Evolutionary routes to joint-female nesting in birds

Cooperative breeding systems in birds vary widely in terms of group composition and degree of reproductive skew among male and female group members. A new classification scheme based on different combinations of male and female skew is proposed. A review of cooperative species reveals a fundamental dichotomy between low-skew joint-female species on the one band, and joint-male and high-skew helper species on the other. All cooperative joint-female systems are characterized by male-biased incubation, whereas either gender (but usually females) may perform the majority of incubation in non-joint-female systems. Male incubation is thus a necessary, but not a sufficient, precursor for the evolution of communal laying. Other characteristics of joint-female systems, such as mating system, group composition, and nestling developmental mode, differ greatly. Three evolutionary scenarios for the evolution of male incubation and joint laying are outlined: (1) large body size relative to egg size, which enables the successful incubation of more eggs than a single female can lay (e.g., ratites and magpie goose); (2) energetically costly egg laying, incubation, and nestling care, coupled with adaptations permitting incubation of very large clutches (e.g., anis); and (3) cooperative polyandry in Lineages with male-biased incubation (e.g., woodpeckers and gallinules).
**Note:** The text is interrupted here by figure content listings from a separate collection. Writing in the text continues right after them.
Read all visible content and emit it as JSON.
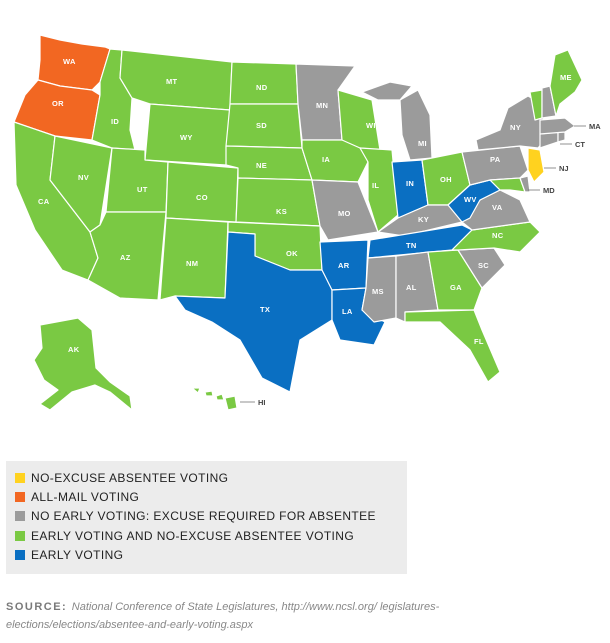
{
  "colors": {
    "no_excuse_absentee": "#FFD21F",
    "all_mail": "#F26722",
    "no_early_voting": "#9B9B9B",
    "early_and_no_excuse": "#7AC943",
    "early_voting": "#0A6FC2"
  },
  "legend": [
    {
      "category": "no_excuse_absentee",
      "label": "NO-EXCUSE ABSENTEE VOTING"
    },
    {
      "category": "all_mail",
      "label": "ALL-MAIL VOTING"
    },
    {
      "category": "no_early_voting",
      "label": "NO EARLY VOTING: EXCUSE REQUIRED FOR ABSENTEE"
    },
    {
      "category": "early_and_no_excuse",
      "label": "EARLY VOTING AND NO-EXCUSE ABSENTEE VOTING"
    },
    {
      "category": "early_voting",
      "label": "EARLY VOTING"
    }
  ],
  "states": {
    "WA": "all_mail",
    "OR": "all_mail",
    "CA": "early_and_no_excuse",
    "NV": "early_and_no_excuse",
    "ID": "early_and_no_excuse",
    "MT": "early_and_no_excuse",
    "WY": "early_and_no_excuse",
    "UT": "early_and_no_excuse",
    "AZ": "early_and_no_excuse",
    "CO": "early_and_no_excuse",
    "NM": "early_and_no_excuse",
    "ND": "early_and_no_excuse",
    "SD": "early_and_no_excuse",
    "NE": "early_and_no_excuse",
    "KS": "early_and_no_excuse",
    "OK": "early_and_no_excuse",
    "IA": "early_and_no_excuse",
    "WI": "early_and_no_excuse",
    "IL": "early_and_no_excuse",
    "OH": "early_and_no_excuse",
    "GA": "early_and_no_excuse",
    "FL": "early_and_no_excuse",
    "NC": "early_and_no_excuse",
    "VT": "early_and_no_excuse",
    "ME": "early_and_no_excuse",
    "MD": "early_and_no_excuse",
    "AK": "early_and_no_excuse",
    "HI": "early_and_no_excuse",
    "MN": "no_early_voting",
    "MO": "no_early_voting",
    "MI": "no_early_voting",
    "KY": "no_early_voting",
    "VA": "no_early_voting",
    "PA": "no_early_voting",
    "NY": "no_early_voting",
    "MS": "no_early_voting",
    "AL": "no_early_voting",
    "SC": "no_early_voting",
    "NH": "no_early_voting",
    "MA": "no_early_voting",
    "CT": "no_early_voting",
    "RI": "no_early_voting",
    "DE": "no_early_voting",
    "TX": "early_voting",
    "AR": "early_voting",
    "LA": "early_voting",
    "IN": "early_voting",
    "TN": "early_voting",
    "WV": "early_voting",
    "NJ": "no_excuse_absentee"
  },
  "state_labels": {
    "WA": "WA",
    "OR": "OR",
    "CA": "CA",
    "NV": "NV",
    "ID": "ID",
    "MT": "MT",
    "WY": "WY",
    "UT": "UT",
    "AZ": "AZ",
    "CO": "CO",
    "NM": "NM",
    "ND": "ND",
    "SD": "SD",
    "NE": "NE",
    "KS": "KS",
    "OK": "OK",
    "TX": "TX",
    "MN": "MN",
    "IA": "IA",
    "MO": "MO",
    "AR": "AR",
    "LA": "LA",
    "WI": "WI",
    "IL": "IL",
    "MI": "MI",
    "IN": "IN",
    "OH": "OH",
    "KY": "KY",
    "TN": "TN",
    "MS": "MS",
    "AL": "AL",
    "GA": "GA",
    "FL": "FL",
    "SC": "SC",
    "NC": "NC",
    "VA": "VA",
    "WV": "WV",
    "PA": "PA",
    "NY": "NY",
    "ME": "ME",
    "AK": "AK",
    "HI": "HI",
    "NJ": "NJ",
    "MD": "MD",
    "CT": "CT",
    "MA": "MA"
  },
  "source": {
    "label": "SOURCE:",
    "text": "National Conference of State Legislatures, http://www.ncsl.org/ legislatures-elections/elections/absentee-and-early-voting.aspx"
  }
}
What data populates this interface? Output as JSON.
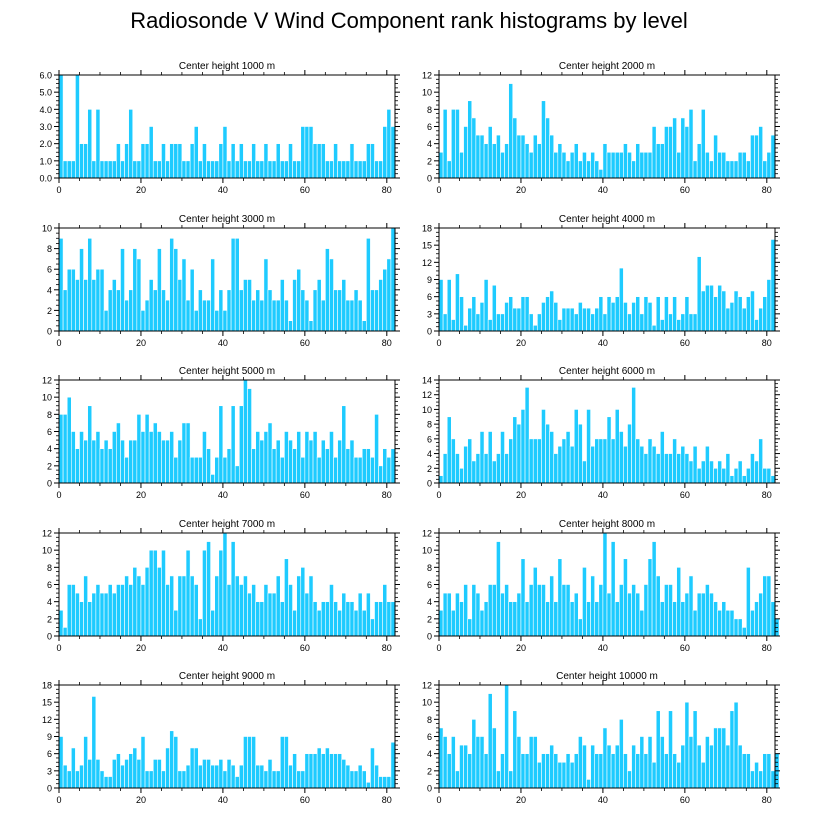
{
  "title": "Radiosonde V Wind Component rank histograms by level",
  "colors": {
    "bar": "#1ecbff",
    "bar_edge": "#ffffff",
    "axis": "#000000"
  },
  "chart_data": [
    {
      "type": "bar",
      "title": "Center height 1000 m",
      "xlim": [
        0,
        82
      ],
      "xticks": [
        0,
        20,
        40,
        60,
        80
      ],
      "ylim": [
        0,
        6
      ],
      "yticks": [
        0,
        1,
        2,
        3,
        4,
        5,
        6
      ],
      "yticklabels": [
        "0.0",
        "1.0",
        "2.0",
        "3.0",
        "4.0",
        "5.0",
        "6.0"
      ],
      "values": [
        6,
        1,
        1,
        1,
        6,
        2,
        2,
        4,
        1,
        4,
        1,
        1,
        1,
        1,
        2,
        1,
        2,
        4,
        1,
        1,
        2,
        2,
        3,
        1,
        1,
        2,
        1,
        2,
        2,
        2,
        1,
        1,
        2,
        3,
        1,
        2,
        1,
        1,
        1,
        2,
        3,
        1,
        2,
        1,
        2,
        1,
        1,
        2,
        1,
        1,
        2,
        1,
        1,
        2,
        1,
        1,
        2,
        1,
        1,
        3,
        3,
        3,
        2,
        2,
        2,
        1,
        1,
        2,
        1,
        1,
        1,
        2,
        1,
        1,
        1,
        2,
        2,
        1,
        1,
        3,
        4,
        3
      ]
    },
    {
      "type": "bar",
      "title": "Center height 2000 m",
      "xlim": [
        0,
        82
      ],
      "xticks": [
        0,
        20,
        40,
        60,
        80
      ],
      "ylim": [
        0,
        12
      ],
      "yticks": [
        0,
        2,
        4,
        6,
        8,
        10,
        12
      ],
      "values": [
        3,
        8,
        2,
        8,
        8,
        3,
        6,
        9,
        7,
        5,
        5,
        4,
        6,
        4,
        5,
        3,
        4,
        11,
        7,
        5,
        5,
        4,
        3,
        5,
        4,
        9,
        7,
        5,
        3,
        4,
        3,
        2,
        3,
        4,
        2,
        3,
        2,
        3,
        2,
        1,
        4,
        3,
        3,
        3,
        3,
        4,
        3,
        2,
        4,
        3,
        3,
        3,
        6,
        4,
        4,
        6,
        6,
        7,
        3,
        7,
        6,
        8,
        2,
        4,
        8,
        3,
        2,
        5,
        3,
        3,
        2,
        2,
        2,
        3,
        3,
        2,
        5,
        5,
        6,
        2,
        3,
        5
      ]
    },
    {
      "type": "bar",
      "title": "Center height 3000 m",
      "xlim": [
        0,
        82
      ],
      "xticks": [
        0,
        20,
        40,
        60,
        80
      ],
      "ylim": [
        0,
        10
      ],
      "yticks": [
        0,
        2,
        4,
        6,
        8,
        10
      ],
      "values": [
        9,
        4,
        6,
        6,
        5,
        8,
        5,
        9,
        5,
        6,
        6,
        2,
        4,
        5,
        4,
        8,
        3,
        4,
        8,
        7,
        2,
        3,
        5,
        4,
        8,
        4,
        3,
        9,
        8,
        5,
        7,
        3,
        6,
        2,
        4,
        3,
        3,
        7,
        2,
        4,
        2,
        4,
        9,
        9,
        4,
        5,
        5,
        3,
        4,
        3,
        7,
        4,
        3,
        3,
        5,
        3,
        1,
        5,
        6,
        4,
        3,
        1,
        4,
        5,
        3,
        8,
        7,
        4,
        4,
        5,
        3,
        3,
        4,
        3,
        1,
        9,
        4,
        4,
        5,
        6,
        7,
        10
      ]
    },
    {
      "type": "bar",
      "title": "Center height 4000 m",
      "xlim": [
        0,
        82
      ],
      "xticks": [
        0,
        20,
        40,
        60,
        80
      ],
      "ylim": [
        0,
        18
      ],
      "yticks": [
        0,
        3,
        6,
        9,
        12,
        15,
        18
      ],
      "yticklabels": [
        "0",
        "3",
        "6",
        "9",
        "12",
        "15",
        "18"
      ],
      "values": [
        9,
        3,
        9,
        2,
        10,
        6,
        1,
        4,
        6,
        3,
        5,
        9,
        2,
        8,
        3,
        3,
        5,
        6,
        4,
        4,
        6,
        6,
        3,
        1,
        3,
        5,
        6,
        7,
        5,
        2,
        4,
        4,
        4,
        3,
        5,
        4,
        4,
        3,
        4,
        6,
        3,
        6,
        5,
        6,
        11,
        5,
        3,
        5,
        6,
        3,
        6,
        5,
        1,
        6,
        2,
        6,
        3,
        6,
        2,
        3,
        6,
        3,
        3,
        13,
        7,
        8,
        8,
        6,
        8,
        7,
        4,
        5,
        7,
        6,
        4,
        6,
        7,
        2,
        4,
        6,
        9,
        16
      ]
    },
    {
      "type": "bar",
      "title": "Center height 5000 m",
      "xlim": [
        0,
        82
      ],
      "xticks": [
        0,
        20,
        40,
        60,
        80
      ],
      "ylim": [
        0,
        12
      ],
      "yticks": [
        0,
        2,
        4,
        6,
        8,
        10,
        12
      ],
      "values": [
        8,
        8,
        10,
        6,
        4,
        6,
        5,
        9,
        5,
        6,
        4,
        5,
        4,
        6,
        7,
        5,
        3,
        5,
        5,
        8,
        6,
        8,
        6,
        7,
        6,
        5,
        5,
        6,
        3,
        5,
        7,
        7,
        3,
        3,
        3,
        6,
        4,
        1,
        3,
        9,
        3,
        4,
        9,
        2,
        9,
        12,
        11,
        4,
        6,
        5,
        6,
        7,
        4,
        5,
        3,
        6,
        5,
        4,
        6,
        3,
        6,
        5,
        6,
        3,
        5,
        4,
        6,
        3,
        5,
        9,
        4,
        5,
        3,
        3,
        4,
        4,
        3,
        8,
        2,
        4,
        3,
        4
      ]
    },
    {
      "type": "bar",
      "title": "Center height 6000 m",
      "xlim": [
        0,
        82
      ],
      "xticks": [
        0,
        20,
        40,
        60,
        80
      ],
      "ylim": [
        0,
        14
      ],
      "yticks": [
        0,
        2,
        4,
        6,
        8,
        10,
        12,
        14
      ],
      "values": [
        1,
        4,
        9,
        6,
        4,
        2,
        5,
        6,
        3,
        4,
        7,
        4,
        7,
        3,
        4,
        7,
        4,
        6,
        9,
        8,
        10,
        13,
        6,
        6,
        6,
        10,
        8,
        7,
        4,
        5,
        6,
        7,
        5,
        10,
        8,
        3,
        10,
        5,
        6,
        6,
        6,
        9,
        6,
        10,
        7,
        5,
        8,
        13,
        6,
        5,
        4,
        6,
        5,
        4,
        7,
        4,
        4,
        6,
        4,
        5,
        4,
        3,
        5,
        2,
        3,
        5,
        3,
        2,
        3,
        2,
        4,
        1,
        2,
        3,
        1,
        2,
        4,
        3,
        6,
        2,
        2,
        1
      ]
    },
    {
      "type": "bar",
      "title": "Center height 7000 m",
      "xlim": [
        0,
        82
      ],
      "xticks": [
        0,
        20,
        40,
        60,
        80
      ],
      "ylim": [
        0,
        12
      ],
      "yticks": [
        0,
        2,
        4,
        6,
        8,
        10,
        12
      ],
      "values": [
        3,
        1,
        6,
        6,
        5,
        4,
        7,
        4,
        5,
        6,
        5,
        5,
        6,
        5,
        6,
        6,
        7,
        6,
        8,
        7,
        6,
        8,
        10,
        10,
        8,
        10,
        6,
        7,
        3,
        7,
        7,
        10,
        7,
        6,
        2,
        10,
        11,
        3,
        7,
        10,
        12,
        6,
        11,
        7,
        6,
        7,
        5,
        6,
        4,
        4,
        6,
        5,
        5,
        7,
        4,
        9,
        6,
        3,
        7,
        8,
        5,
        7,
        4,
        3,
        4,
        4,
        6,
        4,
        3,
        5,
        4,
        4,
        3,
        5,
        3,
        5,
        2,
        4,
        4,
        6,
        4,
        4
      ]
    },
    {
      "type": "bar",
      "title": "Center height 8000 m",
      "xlim": [
        0,
        82
      ],
      "xticks": [
        0,
        20,
        40,
        60,
        80
      ],
      "ylim": [
        0,
        12
      ],
      "yticks": [
        0,
        2,
        4,
        6,
        8,
        10,
        12
      ],
      "values": [
        3,
        5,
        5,
        3,
        5,
        4,
        6,
        2,
        6,
        5,
        3,
        4,
        6,
        6,
        11,
        5,
        6,
        4,
        4,
        5,
        9,
        4,
        6,
        8,
        6,
        6,
        4,
        7,
        4,
        9,
        6,
        6,
        4,
        5,
        2,
        8,
        4,
        7,
        4,
        6,
        12,
        5,
        11,
        4,
        6,
        9,
        5,
        6,
        5,
        3,
        6,
        9,
        11,
        7,
        4,
        6,
        6,
        4,
        8,
        4,
        5,
        7,
        3,
        5,
        5,
        6,
        5,
        4,
        3,
        4,
        3,
        3,
        2,
        2,
        1,
        8,
        3,
        4,
        5,
        7,
        7,
        4,
        2
      ]
    },
    {
      "type": "bar",
      "title": "Center height 9000 m",
      "xlim": [
        0,
        82
      ],
      "xticks": [
        0,
        20,
        40,
        60,
        80
      ],
      "ylim": [
        0,
        18
      ],
      "yticks": [
        0,
        3,
        6,
        9,
        12,
        15,
        18
      ],
      "yticklabels": [
        "0",
        "3",
        "6",
        "9",
        "12",
        "15",
        "18"
      ],
      "values": [
        9,
        4,
        3,
        7,
        3,
        4,
        9,
        5,
        16,
        5,
        3,
        2,
        2,
        5,
        6,
        4,
        5,
        6,
        7,
        5,
        9,
        3,
        3,
        5,
        5,
        3,
        7,
        10,
        9,
        3,
        3,
        4,
        7,
        7,
        4,
        5,
        5,
        4,
        4,
        5,
        3,
        5,
        4,
        2,
        4,
        9,
        9,
        9,
        4,
        4,
        3,
        5,
        3,
        3,
        9,
        9,
        4,
        6,
        3,
        3,
        6,
        6,
        6,
        7,
        6,
        7,
        6,
        6,
        6,
        5,
        4,
        3,
        3,
        4,
        3,
        1,
        7,
        4,
        2,
        2,
        2,
        8
      ]
    },
    {
      "type": "bar",
      "title": "Center height 10000 m",
      "xlim": [
        0,
        82
      ],
      "xticks": [
        0,
        20,
        40,
        60,
        80
      ],
      "ylim": [
        0,
        12
      ],
      "yticks": [
        0,
        2,
        4,
        6,
        8,
        10,
        12
      ],
      "values": [
        7,
        6,
        4,
        6,
        2,
        5,
        5,
        4,
        8,
        6,
        6,
        4,
        11,
        7,
        2,
        4,
        12,
        2,
        9,
        6,
        4,
        4,
        6,
        6,
        3,
        4,
        4,
        5,
        4,
        3,
        3,
        4,
        3,
        4,
        6,
        5,
        1,
        5,
        4,
        4,
        7,
        5,
        4,
        5,
        8,
        4,
        2,
        5,
        4,
        6,
        4,
        6,
        3,
        9,
        6,
        4,
        9,
        4,
        3,
        5,
        10,
        6,
        9,
        5,
        3,
        6,
        5,
        7,
        7,
        7,
        5,
        9,
        10,
        5,
        4,
        4,
        2,
        3,
        2,
        4,
        4,
        2,
        4
      ]
    }
  ]
}
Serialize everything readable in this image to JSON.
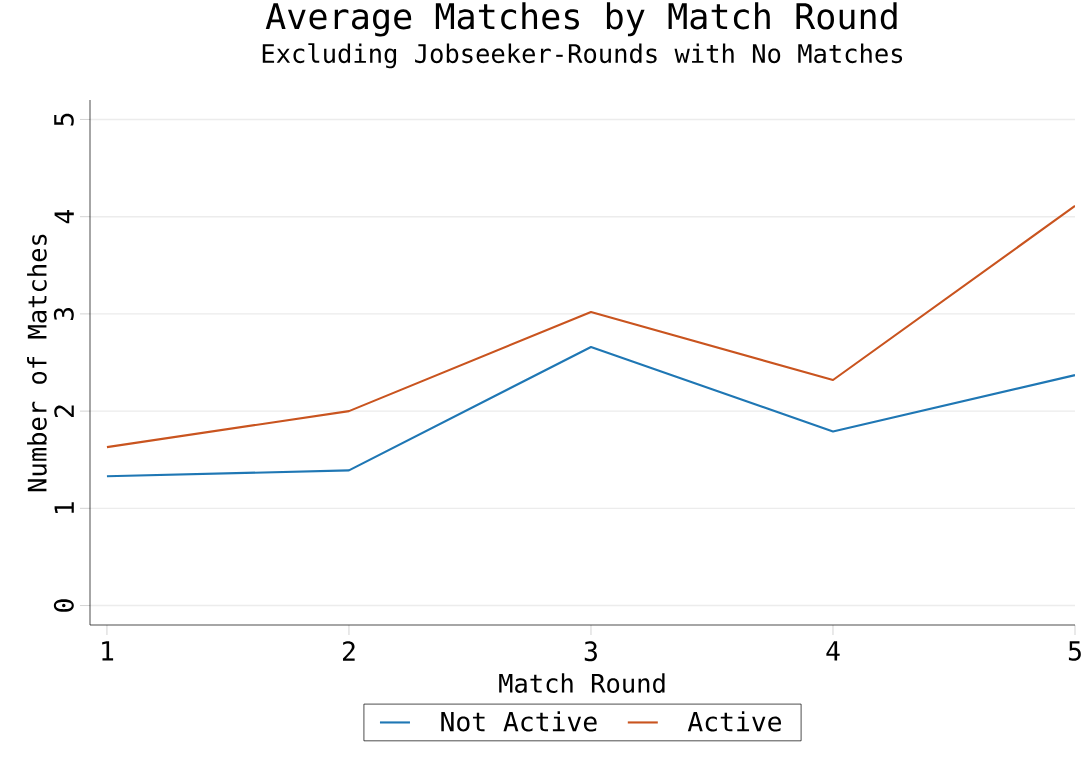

All three scenarios presume that an incubating male resource increases the selective pressure on females to lay joint clutches. Available evidence for the origin and maintenance of the critical precursors, constraints, and adaptations are summarized and shown to be absent in non-joint-laying species. These factors and conditions affect the critical parameters of the skew models in ways that are predicted to result in low reproductive skew.